Nah, perilaku yang dipraktikkan Ibnu Umar dalam meniru perjalanan Nabi Muhammad Saw tersebut adalah karena dia pingin turut merasakan payahnya Nabi Muhammad saat itu. Karena dengan payah, susah, atau perihnya ibadah itu, justru akan mendapatkan bonus dari Allah Swt.
Untuk lebih memahami praktik inconvenience dalam beragama ini, ada analogi yang mudah. Terdapat dua orang mahasiswa. Seorang diantaranya kuliah dalam keterbatasan, tidak bisa bayar UKT secara rutin, makan harus ngirit, ke kampus jalan kaki. Ala kulli hal, selama kuliah harus bertirakat. Di sisi yang lain, ada seorang mahasiswa datang dari keluarga kaya, kosnya pakai AC, makan tiga kali sehari, ke kampus pakai kendaraan pribadi, pendeknya tidak kekurangan sedikit pun.
Saat kelulusan, kedua mahasiswa tersebut sama-sama meraih cumlaude. Pertanyannya, kira-kira tingkat kepuasannya besaran mana? Pasti mahasiswa yang “kekurangan” tadi persaan puasnya lebih besar. Demikianlah dalam beragama, bersusah-susah beribadah adalah demi menikmati pahala secara lebih.
Diketahui bahwa agama mengajarkan halal haram. Haram adalah sesuatu yang dilarang oleh Allah. Haram dalam bahasa Arab artinya sesuatu yang dipagari, karena membahayakan. Artinya, jangan sampai orang masuk ke situ, karena ada bahaya di sana. Jadi dapat difahami, orang beragama itu akan meningkat, bukan karena makan barang halal. Karena halal itu adalah segala hal yang tidak haram, dan jumlah barang yang halal itu tak terbatas. Makanan yang ada di muka bumi ini semua halal, asal tidak diharamkan oleh agama, yang haram itu sedikit.

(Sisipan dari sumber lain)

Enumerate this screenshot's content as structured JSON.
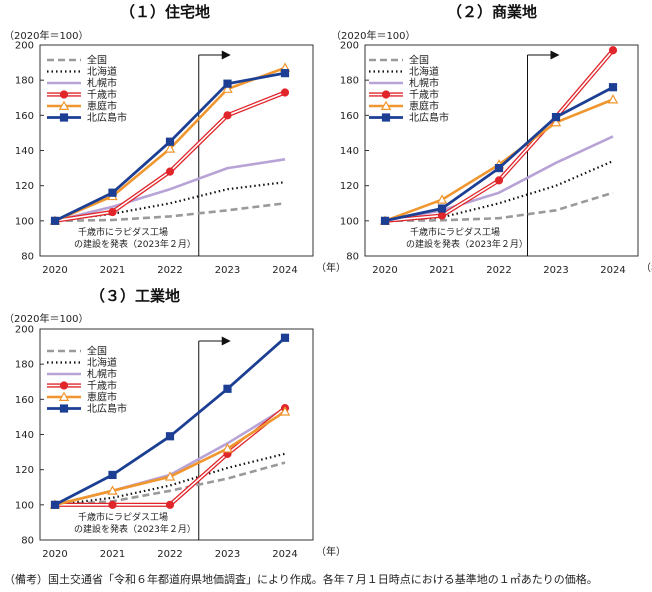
{
  "note": "（備考）国土交通省「令和６年都道府県地価調査」により作成。各年７月１日時点における基準地の１㎡あたりの価格。",
  "chart_data": [
    {
      "type": "line",
      "id": "residential",
      "title": "（１）住宅地",
      "unit_label": "（2020年＝100）",
      "x": [
        "2020",
        "2021",
        "2022",
        "2023",
        "2024"
      ],
      "x_suffix": "（年）",
      "ylim": [
        80,
        200
      ],
      "yticks": [
        80,
        100,
        120,
        140,
        160,
        180,
        200
      ],
      "annotation": [
        "千歳市にラピダス工場",
        "の建設を発表（2023年２月）"
      ],
      "event_x": 2.5,
      "series": [
        {
          "name": "全国",
          "values": [
            100,
            100.5,
            102.5,
            106,
            110
          ]
        },
        {
          "name": "北海道",
          "values": [
            100,
            104,
            110,
            118,
            122
          ]
        },
        {
          "name": "札幌市",
          "values": [
            100,
            108,
            118,
            130,
            135
          ]
        },
        {
          "name": "千歳市",
          "values": [
            100,
            105,
            128,
            160,
            173
          ]
        },
        {
          "name": "恵庭市",
          "values": [
            100,
            114,
            141,
            175,
            187
          ]
        },
        {
          "name": "北広島市",
          "values": [
            100,
            116,
            145,
            178,
            184
          ]
        }
      ]
    },
    {
      "type": "line",
      "id": "commercial",
      "title": "（２）商業地",
      "unit_label": "（2020年＝100）",
      "x": [
        "2020",
        "2021",
        "2022",
        "2023",
        "2024"
      ],
      "x_suffix": "（年）",
      "ylim": [
        80,
        200
      ],
      "yticks": [
        80,
        100,
        120,
        140,
        160,
        180,
        200
      ],
      "annotation": [
        "千歳市にラピダス工場",
        "の建設を発表（2023年２月）"
      ],
      "event_x": 2.5,
      "series": [
        {
          "name": "全国",
          "values": [
            100,
            100.3,
            101.5,
            106,
            116
          ]
        },
        {
          "name": "北海道",
          "values": [
            100,
            102,
            110,
            120,
            134
          ]
        },
        {
          "name": "札幌市",
          "values": [
            100,
            106,
            116,
            133,
            148
          ]
        },
        {
          "name": "千歳市",
          "values": [
            100,
            103,
            123,
            159,
            197
          ]
        },
        {
          "name": "恵庭市",
          "values": [
            100,
            112,
            132,
            156,
            169
          ]
        },
        {
          "name": "北広島市",
          "values": [
            100,
            107,
            130,
            159,
            176
          ]
        }
      ]
    },
    {
      "type": "line",
      "id": "industrial",
      "title": "（３）工業地",
      "unit_label": "（2020年＝100）",
      "x": [
        "2020",
        "2021",
        "2022",
        "2023",
        "2024"
      ],
      "x_suffix": "（年）",
      "ylim": [
        80,
        200
      ],
      "yticks": [
        80,
        100,
        120,
        140,
        160,
        180,
        200
      ],
      "annotation": [
        "千歳市にラピダス工場",
        "の建設を発表（2023年２月）"
      ],
      "event_x": 2.5,
      "series": [
        {
          "name": "全国",
          "values": [
            100,
            102,
            108,
            115,
            124
          ]
        },
        {
          "name": "北海道",
          "values": [
            100,
            104,
            111,
            121,
            129
          ]
        },
        {
          "name": "札幌市",
          "values": [
            100,
            108,
            117,
            135,
            155
          ]
        },
        {
          "name": "千歳市",
          "values": [
            100,
            100,
            100,
            129,
            155
          ]
        },
        {
          "name": "恵庭市",
          "values": [
            100,
            108,
            116,
            132,
            153
          ]
        },
        {
          "name": "北広島市",
          "values": [
            100,
            117,
            139,
            166,
            195
          ]
        }
      ]
    }
  ],
  "styles": [
    {
      "name": "全国",
      "color": "#9a9a9a",
      "dash": "7,4",
      "width": 2.6,
      "marker": "none"
    },
    {
      "name": "北海道",
      "color": "#111111",
      "dash": "1.5,3",
      "width": 2.2,
      "marker": "none"
    },
    {
      "name": "札幌市",
      "color": "#b8a3d6",
      "dash": "",
      "width": 2.6,
      "marker": "none"
    },
    {
      "name": "千歳市",
      "color": "#e0262b",
      "dash": "",
      "width": 1.8,
      "marker": "circle",
      "double": true
    },
    {
      "name": "恵庭市",
      "color": "#f0962e",
      "dash": "",
      "width": 2.6,
      "marker": "triangle"
    },
    {
      "name": "北広島市",
      "color": "#1c3f94",
      "dash": "",
      "width": 2.8,
      "marker": "square"
    }
  ]
}
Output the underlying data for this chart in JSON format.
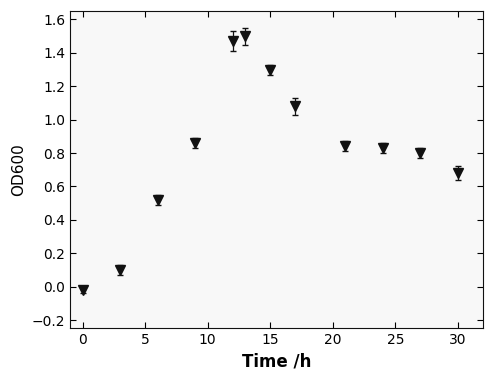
{
  "x": [
    0,
    3,
    6,
    9,
    12,
    13,
    15,
    17,
    21,
    24,
    27,
    30
  ],
  "y": [
    -0.02,
    0.1,
    0.52,
    0.86,
    1.47,
    1.5,
    1.3,
    1.08,
    0.84,
    0.83,
    0.8,
    0.68
  ],
  "yerr": [
    0.02,
    0.03,
    0.03,
    0.03,
    0.06,
    0.05,
    0.03,
    0.05,
    0.03,
    0.03,
    0.03,
    0.04
  ],
  "xlabel": "Time /h",
  "ylabel": "OD600",
  "xlim": [
    -1,
    32
  ],
  "ylim": [
    -0.25,
    1.65
  ],
  "xticks": [
    0,
    5,
    10,
    15,
    20,
    25,
    30
  ],
  "yticks": [
    -0.2,
    0.0,
    0.2,
    0.4,
    0.6,
    0.8,
    1.0,
    1.2,
    1.4,
    1.6
  ],
  "line_color": "#111111",
  "marker_color": "#111111",
  "marker": "v",
  "marker_size": 7,
  "linewidth": 1.3,
  "capsize": 2.5,
  "elinewidth": 0.9,
  "xlabel_fontsize": 12,
  "ylabel_fontsize": 11,
  "tick_fontsize": 10,
  "xlabel_bold": true,
  "figure_width": 4.94,
  "figure_height": 3.82,
  "dpi": 100
}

Makanya kita tidak naik level sebagai hamba Allah Swt disebabkan karena makan nasi, buah-buahn, atau minum air putih. Kehambaan kita akan naik kalau dihadapkan dua pilihan, makanan haram dan makanan halal. Makanan haram itu kelihatannya enak sekali, tapi kita bisa menghindari, di situ derajat kehambaan kita dihadapan Allah Swt akan naik.
Kita menghindari sesuatu yang haram itu sakit, tidak nyaman. Memang, dalam beragama itu ada hal-hal yang membuat kita tidak nyaman, dan ini problemnya.
Jadi beragama itu kadang harus ada kesulitannya, ada effortnya. Orang Jawa bilang jer basuki mowo beo, kebahagiaan itu ada harganya, untuk mencapai kesuksesan dibutuhkan pengorbanan.
Pendeknya, jangan berpikiran beragama itu nyaman semuanya. Bila perlu, harus ada kesulitannya. Kesulitan dan ketidaknyamanan itulah yang akan meningkatkan kehambaan kita kepada Allah Swt.
Dalam QS. Al-Ankabut ayat 2 disebutkan:
اَحَسِبَ النَّاسُ اَنْ يُّتْرَكُوْٓا اَنْ يَّقُوْلُوْٓا اٰمَنَّا وَهُمْ لَا يُفْتَنُوْنَ
Apakah manusia mengira bahwa mereka akan dibiarkan (hanya dengan) berkata, “Kami telah beriman,” sedangkan mereka tidak diuji?
Dari ayat di atas dapat dipetik pemahaman bahwa jangan sampai mengira setelah kita beriman, kemudian tidak dicoba, tidak diuji oleh Allah Swt. Sehingga, bila kita menghadapi kesulitan, kesakitan, inconvenien, atau menjumpai ketidaknyamanan, bagi orang beriman, justru bonus yang harus dihayati sebagai cara Allah Swt untuk membebaskan dan membersihkan kita dari dosa-dosa.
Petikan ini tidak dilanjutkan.